Alain Fontenay, photographe, propose à Célia Houdart d’écrire sur une rencontre qu’il a faite, un jour, dans Paris. Celle de Richard Avedon. Le résultat de cette rencontre se voit aux pages 103 et 104 de Journée particulière, le récit qu’en fait l’écrivaine. Deux photos assez semblables. Sur l’une, Alain Fontenay et Raphaëlle Gitlis ; sur l’autre, Richard Avedon et Nicole Wisniak, fondatrice de la revue Égoïste.
Célia Houdart, Journée particulière. P.O.L, 112 p., 13 €
L’ami de Célia Houdart est photographe de plateau et tous les gens de théâtre, notamment les metteurs en scène qu’elle cite, connaissent son travail. C’est un « grand contemplatif » : « il a la faculté de capter des ambiances, des gestes, des présences. Il cultive le flou qui fait voir, le flou qui parle. Au théâtre comme dans la vie. Dans ses propos comme dans ses photos. Un bougé imperceptible. De la perturbation comme mode de perception ». Ce qu’il attend de Célia Houdart n’est pas non plus très net et il faudra un certain temps pour qu’elle comprenne. Le double portrait s’éclaire, après bien des détours. On n’en dira pas trop, sinon qu’au théâtre les répétitions ne sont pas un détail.
Ce récit est fait de fragments, de digressions (qui bien sûr n’en sont pas), de sauts et rebonds. L’autrice l’écrit d’emblée : « Ce livre est une reconstitution, une suite de zooms et de panoramiques, un montage. Un peu comme dans Blow Up de Michelangelo Antonioni. Sauf qu’ici il n’y a heureusement, aucun meurtre. »
Certes, mais. Quand Avedon lui demande quelle photo de lui il préfère, Alain évoque le torse de Warhol aux cicatrices. Lesquelles sont le résultat d’une tentative d’assassinat de l’artiste, par Valérie Solanas. Avedon a compris qu’il avait affaire à un connaisseur. D’une certaine façon, cela le flatte. On apprend en effet, au fil du récit, qu’il a toujours voulu être considéré comme un artiste, et non comme un photographe de mode. Son rêve était de figurer aux côtés de Diane Arbus et de Lee Friedlander. Harper’s Bazaar était sa référence parce que ses photos côtoyaient des textes de Virginia Woolf ou de Faulkner. Il était « parmi les écrivains ».

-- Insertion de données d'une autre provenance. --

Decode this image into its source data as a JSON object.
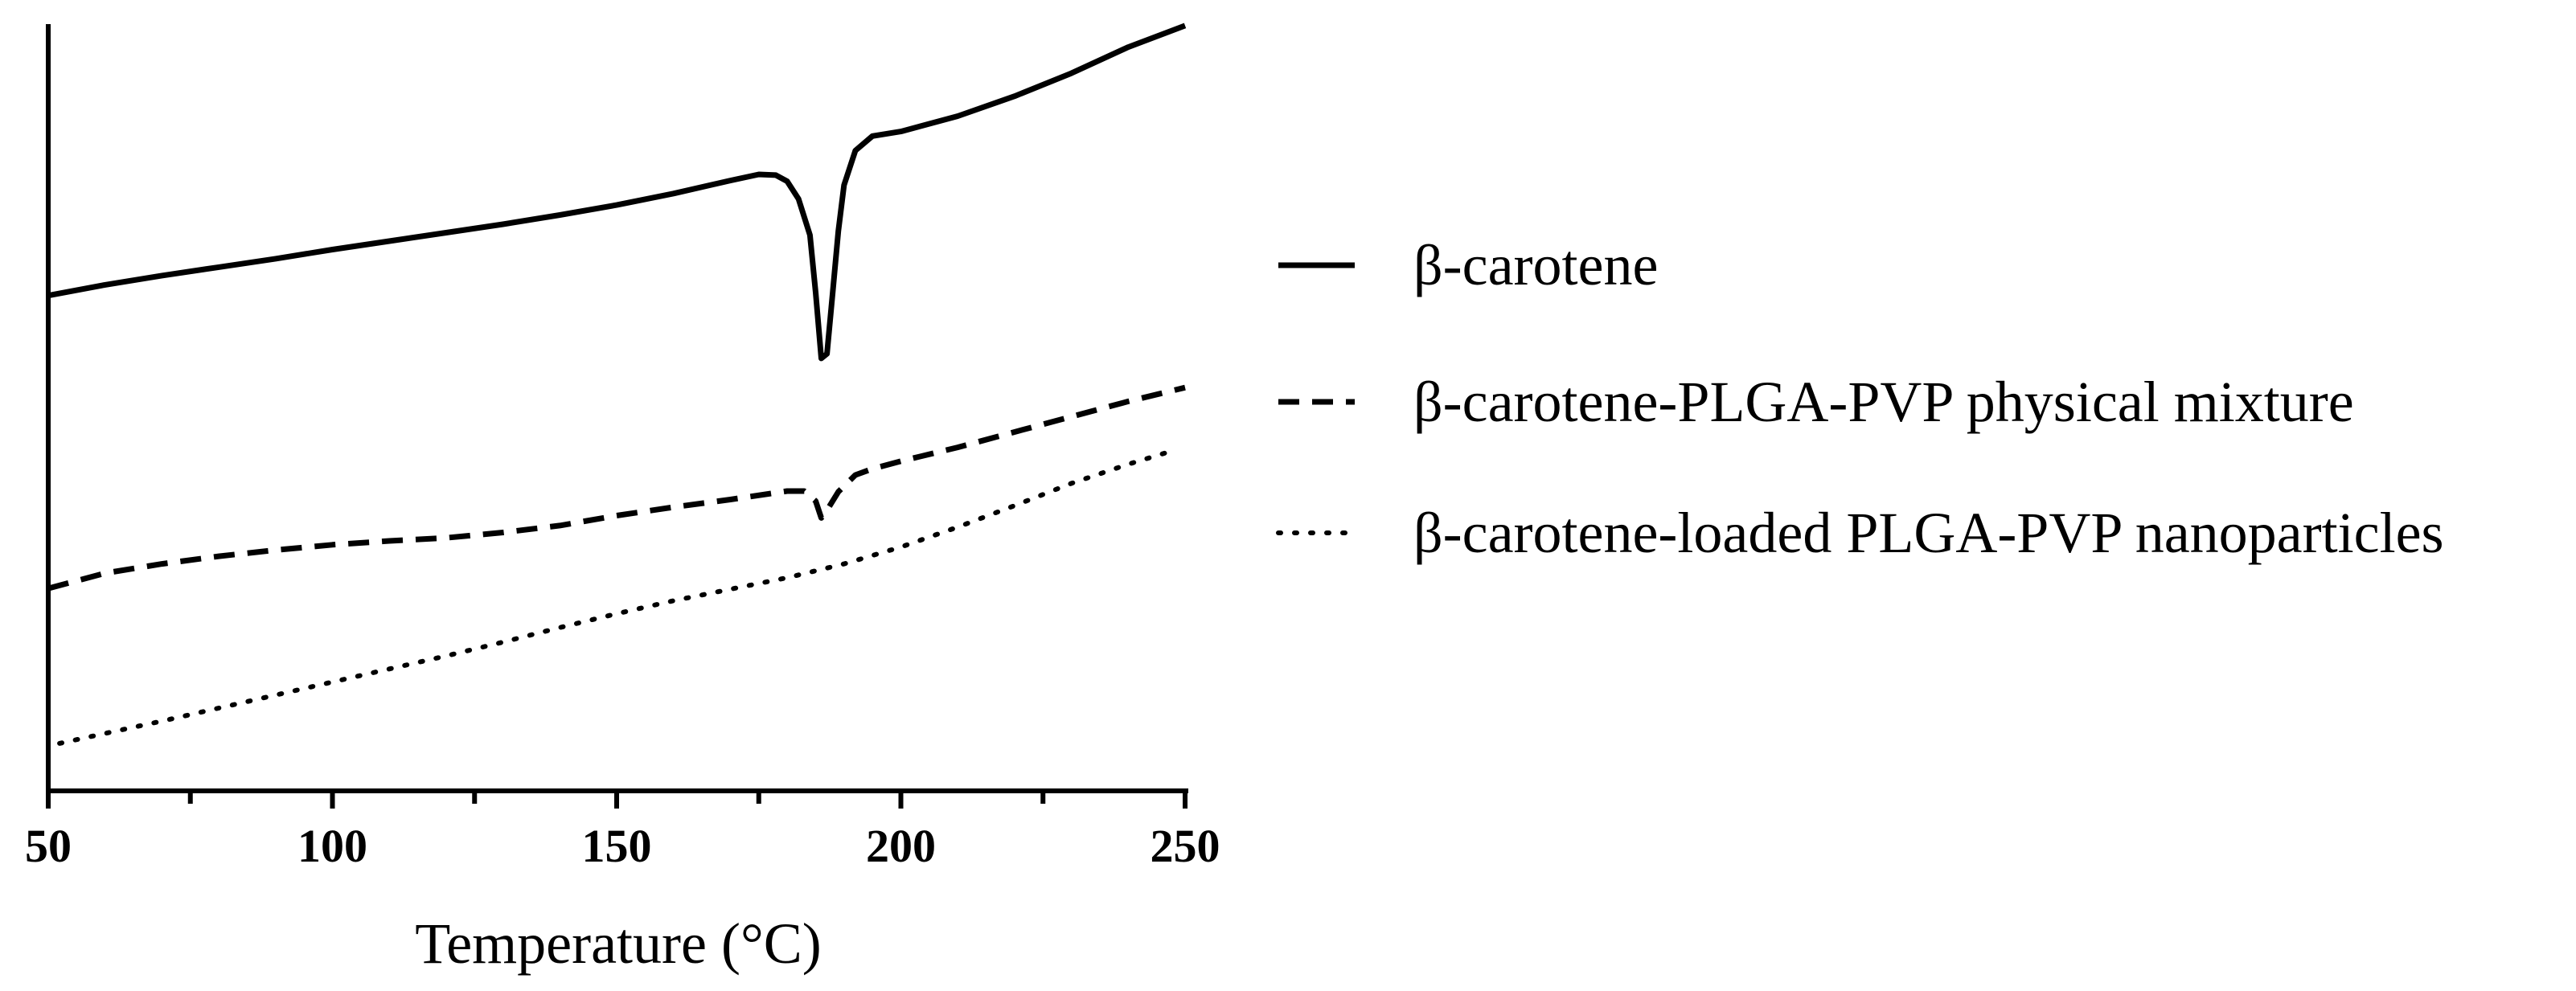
{
  "chart_data": {
    "type": "line",
    "title": "",
    "xlabel": "Temperature (°C)",
    "ylabel": "",
    "xlim": [
      50,
      250
    ],
    "ylim": [
      0,
      100
    ],
    "x_ticks": [
      50,
      100,
      150,
      200,
      250
    ],
    "x_minor_step": 25,
    "y_axis_tick_labels": false,
    "grid": false,
    "legend_position": "right",
    "series": [
      {
        "name": "β-carotene",
        "line_style": "solid",
        "color": "#000000",
        "points": [
          [
            50,
            64.6
          ],
          [
            60,
            66.0
          ],
          [
            70,
            67.2
          ],
          [
            80,
            68.3
          ],
          [
            90,
            69.4
          ],
          [
            100,
            70.6
          ],
          [
            110,
            71.7
          ],
          [
            120,
            72.8
          ],
          [
            130,
            73.9
          ],
          [
            140,
            75.1
          ],
          [
            150,
            76.4
          ],
          [
            160,
            77.9
          ],
          [
            170,
            79.6
          ],
          [
            175,
            80.4
          ],
          [
            178,
            80.3
          ],
          [
            180,
            79.5
          ],
          [
            182,
            77.2
          ],
          [
            184,
            72.5
          ],
          [
            185,
            65.0
          ],
          [
            186,
            56.4
          ],
          [
            187,
            57.0
          ],
          [
            188,
            65.0
          ],
          [
            189,
            73.0
          ],
          [
            190,
            79.0
          ],
          [
            192,
            83.5
          ],
          [
            195,
            85.4
          ],
          [
            200,
            86.0
          ],
          [
            210,
            88.0
          ],
          [
            220,
            90.6
          ],
          [
            230,
            93.6
          ],
          [
            240,
            97.0
          ],
          [
            250,
            99.8
          ]
        ]
      },
      {
        "name": "β-carotene-PLGA-PVP physical mixture",
        "line_style": "dashed",
        "color": "#000000",
        "points": [
          [
            50,
            26.4
          ],
          [
            60,
            28.4
          ],
          [
            70,
            29.6
          ],
          [
            80,
            30.6
          ],
          [
            90,
            31.4
          ],
          [
            100,
            32.1
          ],
          [
            110,
            32.6
          ],
          [
            120,
            33.0
          ],
          [
            130,
            33.7
          ],
          [
            140,
            34.6
          ],
          [
            150,
            35.9
          ],
          [
            160,
            37.0
          ],
          [
            170,
            38.0
          ],
          [
            180,
            39.1
          ],
          [
            183,
            39.1
          ],
          [
            185,
            37.8
          ],
          [
            186,
            35.6
          ],
          [
            187,
            36.6
          ],
          [
            189,
            39.0
          ],
          [
            192,
            41.2
          ],
          [
            195,
            42.0
          ],
          [
            200,
            43.0
          ],
          [
            210,
            44.8
          ],
          [
            220,
            46.8
          ],
          [
            230,
            48.8
          ],
          [
            240,
            50.8
          ],
          [
            250,
            52.6
          ]
        ]
      },
      {
        "name": "β-carotene-loaded PLGA-PVP nanoparticles",
        "line_style": "dotted",
        "color": "#000000",
        "points": [
          [
            52,
            6.2
          ],
          [
            60,
            7.5
          ],
          [
            70,
            9.1
          ],
          [
            80,
            10.8
          ],
          [
            90,
            12.5
          ],
          [
            100,
            14.2
          ],
          [
            110,
            15.9
          ],
          [
            120,
            17.6
          ],
          [
            130,
            19.4
          ],
          [
            140,
            21.3
          ],
          [
            150,
            23.1
          ],
          [
            160,
            24.8
          ],
          [
            170,
            26.3
          ],
          [
            180,
            27.8
          ],
          [
            190,
            29.6
          ],
          [
            200,
            31.8
          ],
          [
            210,
            34.4
          ],
          [
            220,
            37.2
          ],
          [
            230,
            40.1
          ],
          [
            240,
            42.6
          ],
          [
            248,
            44.4
          ]
        ]
      }
    ]
  }
}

Célia Houdart ne pratique pas le flou mais son approche progressive lui permet de sentir juste, de saisir ce qui fait l’œuvre d’Avedon. Elle comprend enfin la notion de punctum d’une photo, ce hasard qui « point, meurtrit ou poigne », selon Barthes qui en fait l’une des clés de La chambre claire. Dans l’œuvre d’Avedon, le punctum (qu’elle appelle aussi atteinte, terme appartenant au vocabulaire de la chasse) vient d’un contraste entre la sérénité de l’artiste et ses photos pas aussi apaisées que lui : « Peut-être parce que la tempête se concentre sur mes photos et pas sur mon visage », dit-il dans une interview à la radio.
Ses portraits sur fond blanc sont impressionnants : « Tous mes portraits sont des autoportraits », dit-il. On pourrait appliquer cette remarque au livre de Célia Houdart. « Enfant de la balle », ayant joué, enfant, le rôle de souffleuse pour ses parents comédiens, elle aussi se laisse capter par un objectif invisible. On ne la voit pas mais on l’imagine. Évoquant les radiographies que son grand-père médecin gardait de la famille, elle parle de ce noir et blanc-là, celui des membres brisés et réparés. Ce n’est pas si éloigné du buste barré de cicatrices d’Andy Warhol : c’était son vrai visage.